Being arrested and convicted of a drug crime in Georgia comes with serious penalties. Depending on the type and amount of drug, you may face jail or prison time on top of any other penalties.
One of the problems with this approach is that often people possessing or using drugs are addicted and sending them to jail or prison is not likely to aid in treating that addiction. If you find yourself in this situation, you might naturally prefer being ordered to go to rehabilitation instead of to jail. But what are your chances of that?
Convincing a prosecutor or judge to order you to attend rehabilitation instead of going to prison can be extremely challenging. There are currently a high number of people battling drug addiction in prisons for drug-related crimes. Many of these crimes are for non-violent offenses, such as drug possession.
Unfortunately, jail or prison sentences are more likely to keep people in the cycle of addiction. However, court-ordered rehabilitation or treatment programs exist to help people treat their addiction, get into recovery and move forward with their lives.
Georgia’s pre-trial diversion program and its requirements
Georgia has a pretrial diversion program that serves as an alternative to a criminal sentence. To qualify for this program, you must be a first-time offender with no previous arrests or convictions for a misdemeanor or felony offense.
However, sometimes exceptions are made. Pretrial diversion could be offered if you have arrests on your record but no convictions or were only convicted of minor traffic violations.
One final requirement is that you must not have already participated in any other programs and have no other pending criminal charges.

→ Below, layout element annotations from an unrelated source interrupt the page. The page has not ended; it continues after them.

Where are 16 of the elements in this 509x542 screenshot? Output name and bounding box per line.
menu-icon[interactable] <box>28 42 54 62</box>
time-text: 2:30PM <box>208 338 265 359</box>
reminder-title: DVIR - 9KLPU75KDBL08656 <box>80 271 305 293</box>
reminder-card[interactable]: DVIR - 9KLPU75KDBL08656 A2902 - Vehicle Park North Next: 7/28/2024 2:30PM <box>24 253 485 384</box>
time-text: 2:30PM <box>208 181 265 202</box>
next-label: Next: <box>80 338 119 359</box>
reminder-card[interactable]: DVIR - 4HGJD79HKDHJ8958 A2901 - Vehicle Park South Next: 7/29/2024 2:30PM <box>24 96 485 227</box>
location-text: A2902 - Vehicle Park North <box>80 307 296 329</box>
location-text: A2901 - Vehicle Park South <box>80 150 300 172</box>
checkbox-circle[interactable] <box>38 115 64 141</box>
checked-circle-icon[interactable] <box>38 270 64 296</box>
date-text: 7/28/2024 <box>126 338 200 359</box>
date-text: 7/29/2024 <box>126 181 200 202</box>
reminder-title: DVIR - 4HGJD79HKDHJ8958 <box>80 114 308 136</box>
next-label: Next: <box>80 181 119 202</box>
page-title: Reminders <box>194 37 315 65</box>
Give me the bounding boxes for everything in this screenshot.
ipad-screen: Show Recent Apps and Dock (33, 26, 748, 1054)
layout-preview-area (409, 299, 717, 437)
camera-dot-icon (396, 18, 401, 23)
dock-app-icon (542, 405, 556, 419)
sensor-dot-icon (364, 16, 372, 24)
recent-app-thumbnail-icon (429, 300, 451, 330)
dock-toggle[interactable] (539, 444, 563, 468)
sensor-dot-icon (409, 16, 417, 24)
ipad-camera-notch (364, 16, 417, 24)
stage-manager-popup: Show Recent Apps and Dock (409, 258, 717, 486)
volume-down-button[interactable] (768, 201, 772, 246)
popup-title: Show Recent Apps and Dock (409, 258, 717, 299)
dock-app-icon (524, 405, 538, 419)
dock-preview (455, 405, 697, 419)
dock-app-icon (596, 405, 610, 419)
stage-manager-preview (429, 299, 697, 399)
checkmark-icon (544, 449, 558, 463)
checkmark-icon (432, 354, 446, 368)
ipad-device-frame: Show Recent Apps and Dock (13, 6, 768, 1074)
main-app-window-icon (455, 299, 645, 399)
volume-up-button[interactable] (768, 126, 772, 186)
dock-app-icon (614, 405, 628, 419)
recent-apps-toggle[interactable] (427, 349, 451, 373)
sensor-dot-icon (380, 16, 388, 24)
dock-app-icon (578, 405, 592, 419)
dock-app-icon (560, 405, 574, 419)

The pretrial diversion program generally involves attending counseling or taking classes designed to help you obtain sobriety and become a productive member of society.
If you successfully complete the pretrial diversion program, the judge signs a dismissal order and your drug charges are dismissed.
Helping you avoid becoming part of the system
Struggling with drug abuse and addiction increases your chance of ending up involved with the criminal justice system at some point facing drug charges. Once you are charged with a drug-related crime you become part of the system which is sometimes very hard to get out of.
Additionally, no matter what the ultimate penalties you receive are, having a criminal record is going to have a negative effect on many areas of your life. You may face trouble passing background checks, securing employment or renting a place to live. Some friends or family may now label you a drug addict and avoid or cut ties with you.
These are all reasons why it is important to mount the strongest possible criminal defense. There are several potential defenses available to drug charges and one or more could apply to your situation.
However, if it looks like a conviction is likely, it helps to have someone on your side to help negotiate the best possible outcome for you. A plea deal that includes attending the pretrial diversion program as part of its terms is a much better option than one that involves jail or prison time.